A little over four years ago I went up to the mountains to visit an old friend. During our visit, she told me about her ‘celebration color’. Each year she would choose a specific color and when she saw something in that color it would fill her with happiness. She surrounded herself with that color as a remembrance of joy.
I love how God gifts us with creativity in different seasons and for different reasons, so I asked God to help me be more focused and maybe even creative; not one of my strengths.
He gave me a word. COURAGE
Wow! Courage. That’s a big word. As I contemplated the word courage over and over, God gave me direction. There were all sorts of new things I was encountering that year: saying goodbye to kids who were moving out, living as a newly single person after 20 years, finishing my bachelor’s degree, thinking about a new job. It was a perfect word for that season, and God gave me all the courage I needed.
This led me into a season of GRATITUDE, the next year’s word. Boy was I grateful. I was so full. God had seen me through so many difficult moments, how could I not be grateful? I flew through the year with an attitude of gratitude.
Year three was JOY. This was an exciting word for me. What did God have in store for me this year? As I walked into this new season with anticipation, He truly blew my socks off. After finishing school and a career of 23 years, He moved me into a new job that used my skills and abilities, and where I was able to share freely the reason for the joy I have. My youngest child went away to school which left me home with an empty nest, but my nest wasn’t empty, because my heart was full.
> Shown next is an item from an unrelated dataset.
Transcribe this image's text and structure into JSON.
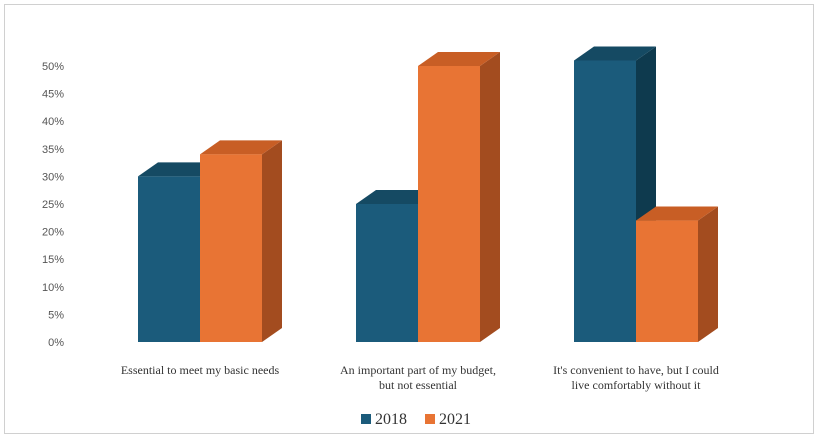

Last year’s word was a little more demure. ABANDON. This word can be taken two ways;
- Leave something behind, and
- Give up control.
As the year began I thought more about the latter, what did I need to give up control of? I think God had both meanings in mind. I’ve given up control of certain things that I needed to surrender to my King, but I also had to leave something behind. Not as fun as joy, but I believe the harvest of my abandon this year will be bountiful.
This brings me to my word for this year. DISCIPLINE.
As I said, I am not so excited about this one; less one thought. If God has directed me to this word, then He has an amazing plan and I need to be willing to walk through difficult places to see His handiwork.
Is God directing you somewhere as we begin a new year? Take a moment today to be still before Him and listen to His voice as He directs you to how you should be…just living the thing.